I had a small epiphany about this yesterday: My ex deals with stuff by pretending nothing happened and minimizing the importance of what did, in our case justifying her choices. That is her coping mechanism, and whether right or wrong it works for her, it seems to allow her to "move on". I want to talk about it, examine what happened in close detail and wish her to fully own up to the deep moral failure that her actions were, even as I admit mine. That is my way of coping. The two are not compatible. I can't really talk to my ex about stuff: there is no way she will ever really be able to accept the full wrongness of what she did did, it would be too destructive to her self-image. She needs to "bury" her past. I need to unearth it and roll in the putrescence. I need to stop getting her to do that, she just won't go there.


Update:

So it is now about 3 months after the initial post above. I was officially divorced last week. The divorce itself helped me gain some closure. I also started seeing a counselor, that is helping a bit. Time heals things too, as things receded into the past, the pain is less intense, the anger less immediate.

The thing that helped the most though is beginning to date someone. I hope I am not just 'using' her as human prozac, but the feeling of being loved, cared for, hugged, kissed is therapeutic beyond words. Everyone t me I should avoid getting emotionally 'involved' with anyone, just date, they all said. The problem is that I appear to be incapable of not falling for someone I date. Honestly, I need some emotional involvement at this point.

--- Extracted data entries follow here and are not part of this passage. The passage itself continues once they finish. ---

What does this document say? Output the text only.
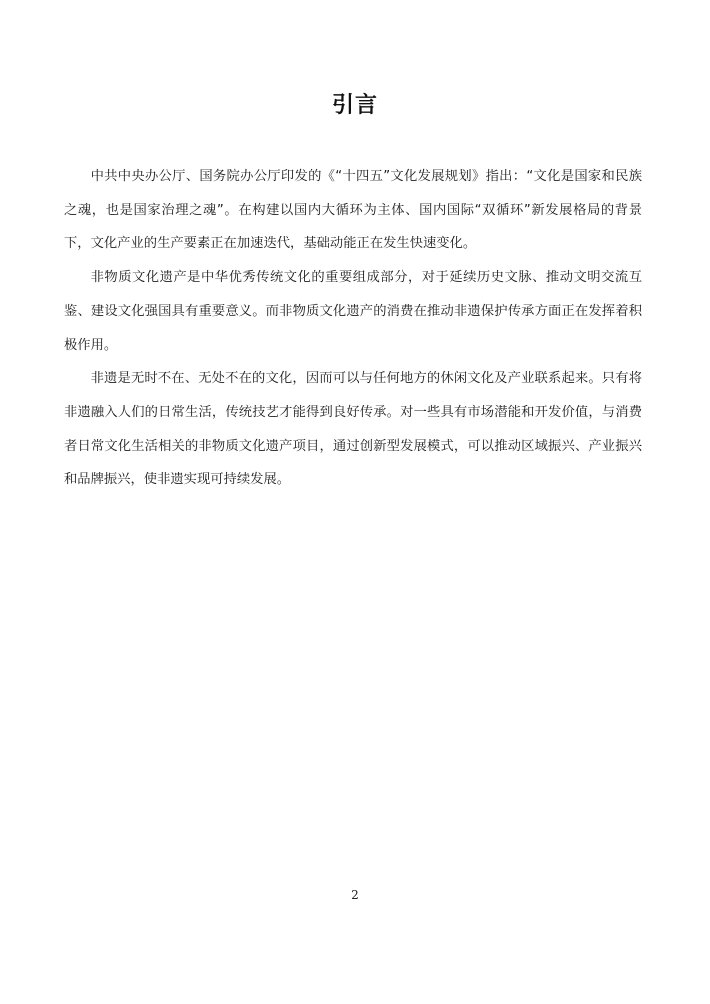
引言

中共中央办公厅、国务院办公厅印发的《“十四五”文化发展规划》指出：“文化是国家和民族之魂，也是国家治理之魂”。在构建以国内大循环为主体、国内国际“双循环”新发展格局的背景下，文化产业的生产要素正在加速迭代，基础动能正在发生快速变化。

非物质文化遗产是中华优秀传统文化的重要组成部分，对于延续历史文脉、推动文明交流互鉴、建设文化强国具有重要意义。而非物质文化遗产的消费在推动非遗保护传承方面正在发挥着积极作用。

非遗是无时不在、无处不在的文化，因而可以与任何地方的休闲文化及产业联系起来。只有将非遗融入人们的日常生活，传统技艺才能得到良好传承。对一些具有市场潜能和开发价值，与消费者日常文化生活相关的非物质文化遗产项目，通过创新型发展模式，可以推动区域振兴、产业振兴和品牌振兴，使非遗实现可持续发展。

2
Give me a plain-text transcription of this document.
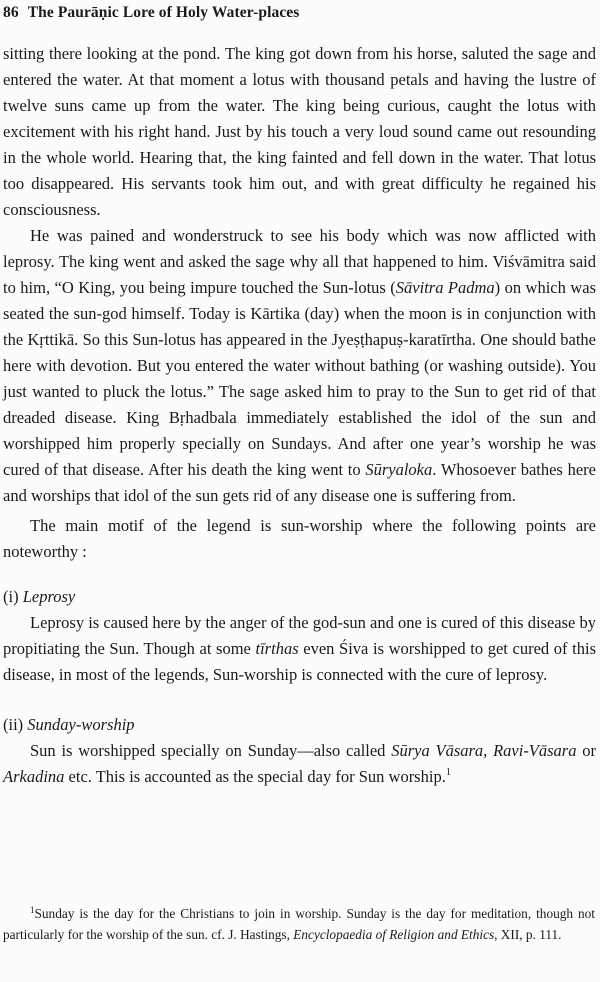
86 The Paurāṇic Lore of Holy Water-places

sitting there looking at the pond. The king got down from his horse, saluted the sage and entered the water. At that moment a lotus with thousand petals and having the lustre of twelve suns came up from the water. The king being curious, caught the lotus with excitement with his right hand. Just by his touch a very loud sound came out resounding in the whole world. Hearing that, the king fainted and fell down in the water. That lotus too disappeared. His servants took him out, and with great difficulty he regained his consciousness.

He was pained and wonderstruck to see his body which was now afflicted with leprosy. The king went and asked the sage why all that happened to him. Viśvāmitra said to him, “O King, you being impure touched the Sun-lotus (Sāvitra Padma) on which was seated the sun-god himself. Today is Kārtika (day) when the moon is in conjunction with the Kṛttikā. So this Sun-lotus has appeared in the Jyeṣṭhapuṣ-karatīrtha. One should bathe here with devotion. But you entered the water without bathing (or washing outside). You just wanted to pluck the lotus.” The sage asked him to pray to the Sun to get rid of that dreaded disease. King Bṛhadbala immediately established the idol of the sun and worshipped him properly specially on Sundays. And after one year’s worship he was cured of that disease. After his death the king went to Sūryaloka. Whosoever bathes here and worships that idol of the sun gets rid of any disease one is suffering from.

The main motif of the legend is sun-worship where the following points are noteworthy :

(i) Leprosy

Leprosy is caused here by the anger of the god-sun and one is cured of this disease by propitiating the Sun. Though at some tīrthas even Śiva is worshipped to get cured of this disease, in most of the legends, Sun-worship is connected with the cure of leprosy.

(ii) Sunday-worship

Sun is worshipped specially on Sunday—also called Sūrya Vāsara, Ravi-Vāsara or Arkadina etc. This is accounted as the special day for Sun worship.$^1$

$^1$Sunday is the day for the Christians to join in worship. Sunday is the day for meditation, though not particularly for the worship of the sun. cf. J. Hastings, Encyclopaedia of Religion and Ethics, XII, p. 111.
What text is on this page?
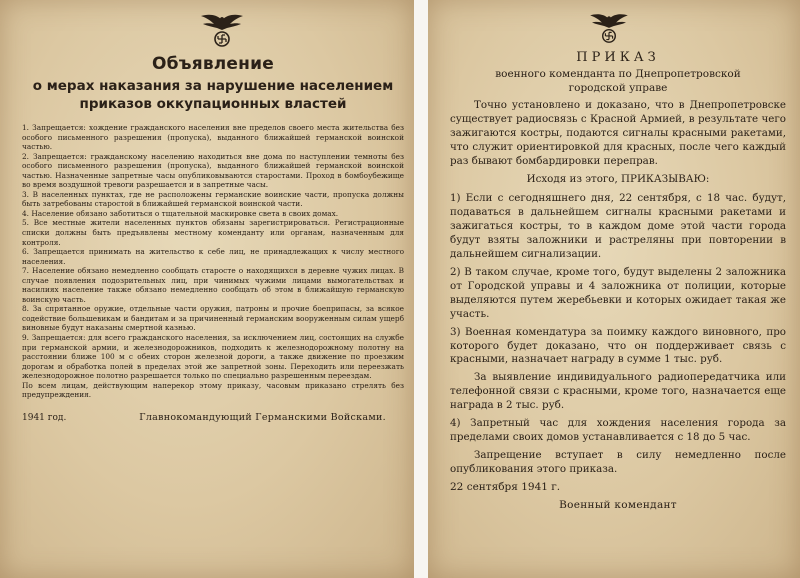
Объявление
о мерах наказания за нарушение населением
приказов оккупационных властей

1. Запрещается: хождение гражданского населения вне пределов своего места жительства без особого письменного разрешения (пропуска), выданного ближайшей германской воинской частью.

2. Запрещается: гражданскому населению находиться вне дома по наступлении темноты без особого письменного разрешения (пропуска), выданного ближайшей германской воинской частью. Назначенные запретные часы опубликовываются старостами. Проход в бомбоубежище во время воздушной тревоги разрешается и в запретные часы.

3. В населенных пунктах, где не расположены германские воинские части, пропуска должны быть затребованы старостой в ближайшей германской воинской части.

4. Население обязано заботиться о тщательной маскировке света в своих домах.

5. Все местные жители населенных пунктов обязаны зарегистрироваться. Регистрационные списки должны быть предъявлены местному коменданту или органам, назначенным для контроля.

6. Запрещается принимать на жительство к себе лиц, не принадлежащих к числу местного населения.

7. Население обязано немедленно сообщать старосте о находящихся в деревне чужих лицах. В случае появления подозрительных лиц, при чинимых чужими лицами вымогательствах и насилиях население также обязано немедленно сообщать об этом в ближайшую германскую воинскую часть.

8. За спрятанное оружие, отдельные части оружия, патроны и прочие боеприпасы, за всякое содействие большевикам и бандитам и за причиненный германским вооруженным силам ущерб виновные будут наказаны смертной казнью.

9. Запрещается: для всего гражданского населения, за исключением лиц, состоящих на службе при германской армии, и железнодорожников, подходить к железнодорожному полотну на расстоянии ближе 100 м с обеих сторон железной дороги, а также движение по проезжим дорогам и обработка полей в пределах этой же запретной зоны. Переходить или переезжать железнодорожное полотно разрешается только по специально разрешенным переездам.

По всем лицам, действующим наперекор этому приказу, часовым приказано стрелять без предупреждения.

1941 год.	Главнокомандующий Германскими Войсками.
ПРИКАЗ
военного коменданта по Днепропетровской
городской управе

Точно установлено и доказано, что в Днепропетровске существует радиосвязь с Красной Армией, в результате чего зажигаются костры, подаются сигналы красными ракетами, что служит ориентировкой для красных, после чего каждый раз бывают бомбардировки переправ.

Исходя из этого, ПРИКАЗЫВАЮ:

1) Если с сегодняшнего дня, 22 сентября, с 18 час. будут, подаваться в дальнейшем сигналы красными ракетами и зажигаться костры, то в каждом доме этой части города будут взяты заложники и растреляны при повторении в дальнейшем сигнализации.

2) В таком случае, кроме того, будут выделены 2 заложника от Городской управы и 4 заложника от полиции, которые выделяются путем жеребьевки и которых ожидает такая же участь.

3) Военная комендатура за поимку каждого виновного, про которого будет доказано, что он поддерживает связь с красными, назначает награду в сумме 1 тыс. руб.

За выявление индивидуального радиопередатчика или телефонной связи с красными, кроме того, назначается еще награда в 2 тыс. руб.

4) Запретный час для хождения населения города за пределами своих домов устанавливается с 18 до 5 час.

Запрещение вступает в силу немедленно после опубликования этого приказа.

22 сентября 1941 г.
Военный комендант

I don't have any really close friends I can spend a lot of time with, and I need emotional intimacy and connection like I need oxygen.

So my advice, for what it's worth, is to get that intimacy however you can: friends, family, dating. Find people who make you feel loved and appreciated, who remind you that you are a wonderful, beautiful, precious human being, who can't wait to talk to you and make you want to get out of bed in the morning.

I am aware enough to realize this may just be a 'rebound' relationship, that she may primarily be a person filling a role I need filled now. I hope not, but even if she is, I think I am meeting her needs too, making her feel precious, beautiful and wanted. Humans are meant to love, life is too short to live without love.